Association between simple sequence repeat-rich chromosome regions and intergenomic translocation breakpoints in natural populations of allopolyploid wild wheats

István Molnár, Marta Cifuentes, Annamária Schneider, Elena Benavente, Márta Molnár-Láng
Annals of Botany 2011, 107 (1): 65-76

BACKGROUND AND AIMS: Repetitive DNA sequences are thought to be involved in the formation of chromosomal rearrangements. The aim of this study was to analyse the distribution of microsatellite clusters in Aegilops biuncialis and Aegilops geniculata, and its relationship with the intergenomic translocations in these allotetraploid species, wild genetic resources for wheat improvement.

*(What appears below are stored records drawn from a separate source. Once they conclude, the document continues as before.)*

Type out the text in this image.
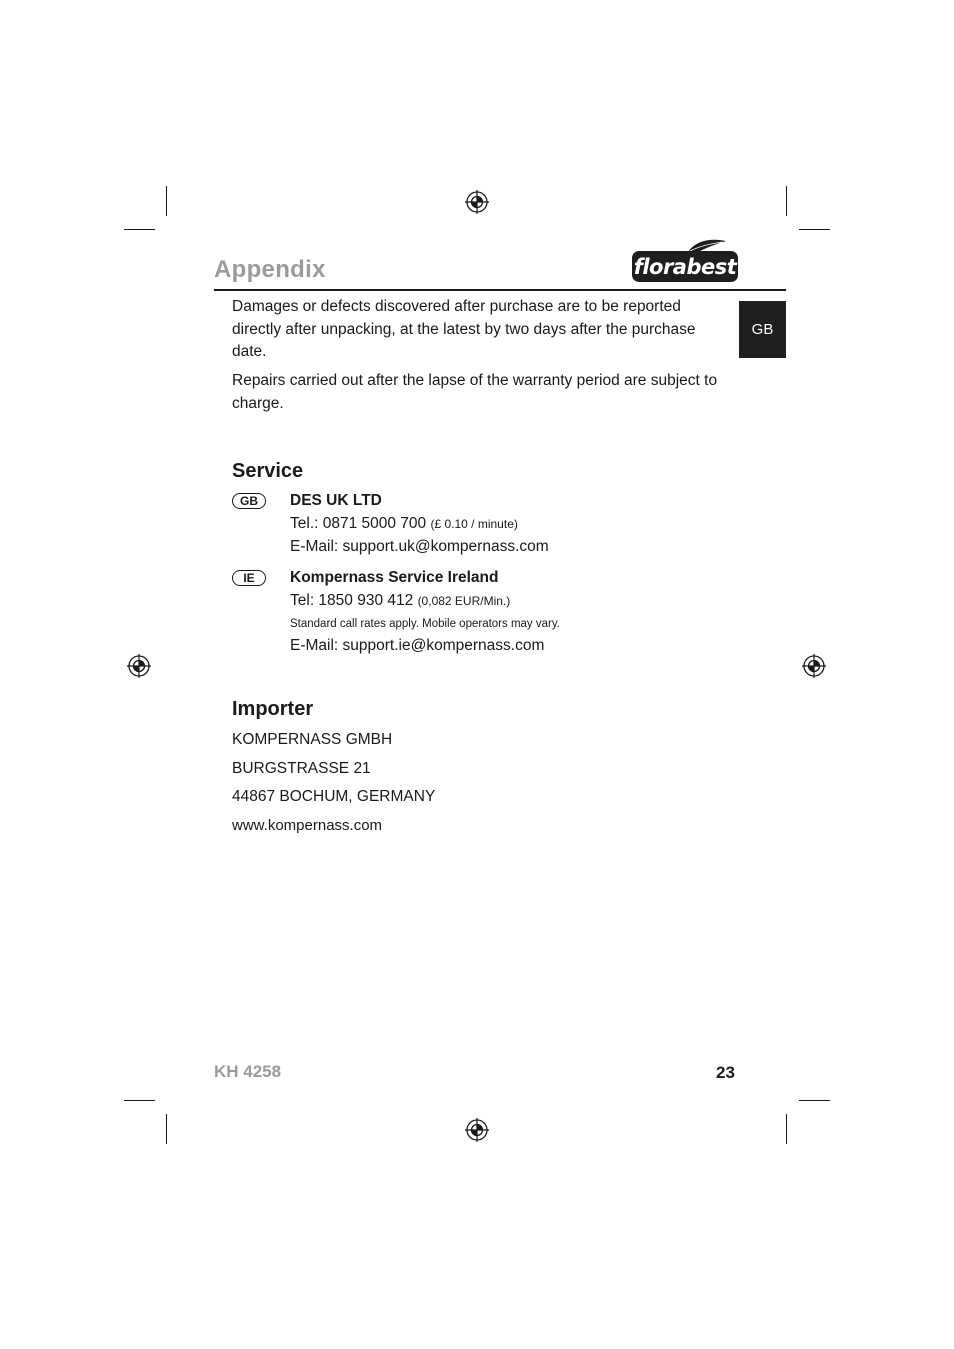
Appendix	florabest
GB
Damages or defects discovered after purchase are to be reported directly after unpacking, at the latest by two days after the purchase date.
Repairs carried out after the lapse of the warranty period are subject to charge.
Service
GB	DES UK LTD
Tel.: 0871 5000 700 (£ 0.10 / minute)
E-Mail: support.uk@kompernass.com
IE	Kompernass Service Ireland
Tel: 1850 930 412 (0,082 EUR/Min.)
Standard call rates apply. Mobile operators may vary.
E-Mail: support.ie@kompernass.com
Importer
KOMPERNASS GMBH
BURGSTRASSE 21
44867 BOCHUM, GERMANY
www.kompernass.com
KH 4258	23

METHODS: The chromosomal localization of (ACG)(n) and (GAA)(n) microsatellite sequences in Ae. biuncialis and Ae. geniculata and in their diploid progenitors Aegilops comosa and Aegilops umbellulata was investigated by sequential in situ hybridization with simple sequence repeat (SSR) probes and repeated DNA probes (pSc119·2, Afa family and pTa71) and by dual-colour genomic in situ hybridization (GISH). Thirty-two Ae. biuncialis and 19 Ae. geniculata accessions were screened by GISH for intergenomic translocations, which were further characterized by fluorescence in situ hybridization and GISH.

KEY RESULTS: Single pericentromeric (ACG)(n) signals were localized on most U and on some M genome chromosomes, whereas strong pericentromeric and several intercalary and telomeric (GAA)(n) sites were observed on the Aegilops chromosomes. Three Ae. biuncialis accessions carried 7U(b)-7M(b) reciprocal translocations and one had a 7U(b)-1M(b) rearrangement, while two Ae. geniculata accessions carried 7U(g)-1M(g) or 5U(g)-5M(g) translocations. Conspicuous (ACG)(n) and/or (GAA)(n) clusters were located near the translocation breakpoints in eight of the ten translocated chromosomes analysed, SSR bands and breakpoints being statistically located at the same chromosomal site in six of them.

CONCLUSIONS: Intergenomic translocation breakpoints are frequently mapped to SSR-rich chromosomal regions in the allopolyploid species examined, suggesting that microsatellite repeated DNA sequences might facilitate the formation of those chromosomal rearrangements. The (ACG)(n) and (GAA)(n) SSR motifs serve as additional chromosome markers for the karyotypic analysis of UM genome Aegilops species.